To see this, suppose that f is a permutation of ω. First, we may divide f into its disjoint orbits, where the orbit of n is defined as all the numbers of the form fk(n) for any integer k. The action of f on each of these orbits commute with each other, because the orbits are disjoint. And the action of f on each such orbit is a cycle (possibly infinite). So f can be represented as a product of disjoint cycles. For the transposition representation, it suffices to represent each such orbit as a suitable product of transpositions. The finite orbits are just finite cycles, which can be expressed as a product of transpositions in the usual way. An infinite orbit looks exactly like a copy of the integers, with the shift map. This can be represented in cycle notation as (... -2 -1 0 1 2 ...). This permutation is equal to the following product of transpositions:


*

*(... -2  -1 0 1 2 ...) = [(0  -1)(0  -2)(0  -3)...][...(0 3)(0 2)(0 1)] 


I claim that every natural number is moved by at most two of these transpositions, and that the resulting product is well-defined. On the right hand side of the equality, I have two infinite products of transpositions. Using the usual order of product of permutations, the right-most factor is first to be applied. Thus, we see that 0 gets sent to 1, and subsequently fixed by all later transpositions. So the product sends 0 to 1. Similarly, 1 gets sent to 0 and then to 2, and then unchanged.

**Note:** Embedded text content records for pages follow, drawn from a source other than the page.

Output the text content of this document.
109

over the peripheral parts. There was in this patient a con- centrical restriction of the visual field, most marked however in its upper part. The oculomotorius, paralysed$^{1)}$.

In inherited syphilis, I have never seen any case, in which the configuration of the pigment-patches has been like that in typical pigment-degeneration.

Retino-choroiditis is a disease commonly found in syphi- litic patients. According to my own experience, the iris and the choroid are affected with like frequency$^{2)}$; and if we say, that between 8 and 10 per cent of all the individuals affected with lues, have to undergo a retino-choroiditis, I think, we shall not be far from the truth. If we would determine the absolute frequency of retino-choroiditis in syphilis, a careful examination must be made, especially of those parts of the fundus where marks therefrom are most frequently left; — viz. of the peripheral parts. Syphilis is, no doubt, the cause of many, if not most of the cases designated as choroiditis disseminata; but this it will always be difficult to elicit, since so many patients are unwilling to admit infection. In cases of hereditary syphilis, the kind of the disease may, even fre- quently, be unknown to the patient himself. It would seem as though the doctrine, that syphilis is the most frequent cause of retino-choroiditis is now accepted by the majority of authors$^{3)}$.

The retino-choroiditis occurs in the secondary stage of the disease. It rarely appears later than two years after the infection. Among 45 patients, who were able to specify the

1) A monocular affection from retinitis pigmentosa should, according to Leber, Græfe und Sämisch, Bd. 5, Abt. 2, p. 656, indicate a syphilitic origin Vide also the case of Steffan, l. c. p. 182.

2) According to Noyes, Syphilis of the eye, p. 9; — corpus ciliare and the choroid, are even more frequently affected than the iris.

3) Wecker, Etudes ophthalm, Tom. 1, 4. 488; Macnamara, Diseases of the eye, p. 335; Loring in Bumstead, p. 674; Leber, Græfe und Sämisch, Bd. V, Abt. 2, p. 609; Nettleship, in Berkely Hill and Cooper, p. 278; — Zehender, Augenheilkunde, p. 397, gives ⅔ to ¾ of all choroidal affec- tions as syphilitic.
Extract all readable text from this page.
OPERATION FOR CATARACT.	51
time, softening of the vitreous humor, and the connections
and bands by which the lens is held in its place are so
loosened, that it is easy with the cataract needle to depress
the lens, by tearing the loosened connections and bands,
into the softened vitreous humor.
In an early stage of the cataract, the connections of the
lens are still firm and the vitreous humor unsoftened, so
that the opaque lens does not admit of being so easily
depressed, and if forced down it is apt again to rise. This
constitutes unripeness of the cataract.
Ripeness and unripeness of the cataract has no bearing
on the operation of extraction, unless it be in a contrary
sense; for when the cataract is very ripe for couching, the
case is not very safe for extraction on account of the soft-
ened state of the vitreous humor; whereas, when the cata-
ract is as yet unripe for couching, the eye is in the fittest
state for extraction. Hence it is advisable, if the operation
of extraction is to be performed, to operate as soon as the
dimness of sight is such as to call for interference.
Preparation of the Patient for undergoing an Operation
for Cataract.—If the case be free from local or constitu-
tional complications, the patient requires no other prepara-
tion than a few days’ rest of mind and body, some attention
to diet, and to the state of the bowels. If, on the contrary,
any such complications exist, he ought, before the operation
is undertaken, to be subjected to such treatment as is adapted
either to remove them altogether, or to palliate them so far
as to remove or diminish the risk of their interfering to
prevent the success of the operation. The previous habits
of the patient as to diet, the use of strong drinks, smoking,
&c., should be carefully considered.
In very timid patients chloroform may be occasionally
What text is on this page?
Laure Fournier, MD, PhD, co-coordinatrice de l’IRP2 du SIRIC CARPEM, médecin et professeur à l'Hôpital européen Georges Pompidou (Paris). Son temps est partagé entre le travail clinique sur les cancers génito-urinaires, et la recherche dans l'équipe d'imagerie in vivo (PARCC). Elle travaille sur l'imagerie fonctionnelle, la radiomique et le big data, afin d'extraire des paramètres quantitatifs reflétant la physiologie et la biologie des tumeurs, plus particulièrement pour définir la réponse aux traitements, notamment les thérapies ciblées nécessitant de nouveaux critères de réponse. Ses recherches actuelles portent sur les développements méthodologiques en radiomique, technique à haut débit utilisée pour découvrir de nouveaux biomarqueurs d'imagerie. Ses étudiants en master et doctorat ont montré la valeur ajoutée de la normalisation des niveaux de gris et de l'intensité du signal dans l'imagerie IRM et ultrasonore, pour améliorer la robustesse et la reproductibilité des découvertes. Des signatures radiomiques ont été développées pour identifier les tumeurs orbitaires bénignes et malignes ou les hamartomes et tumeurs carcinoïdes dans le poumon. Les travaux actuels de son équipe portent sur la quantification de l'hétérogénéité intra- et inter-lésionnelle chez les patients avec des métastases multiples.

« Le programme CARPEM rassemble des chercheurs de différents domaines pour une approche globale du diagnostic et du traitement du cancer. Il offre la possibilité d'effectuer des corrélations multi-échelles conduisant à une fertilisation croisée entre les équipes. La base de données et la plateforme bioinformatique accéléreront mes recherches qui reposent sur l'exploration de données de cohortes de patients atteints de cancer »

Similarly, it is easy to see that every non-negative integer n is sent to 0 and then to n+1 as desired. Now, the right-hand factor fixes all negative integers, which then pass to the left factor, and it is easy to see that again -n is sent to 0 and then to -n+1, as desired. So altogether, this product is operating correctly. An isomorphic version of this idea can be used to represent the action of any infinite orbit, and so every permutation is a suitable well-defined product of transpositions, as desired.
Thus, the answers to the questions in (1) are yes, and the answer to question (2) is no.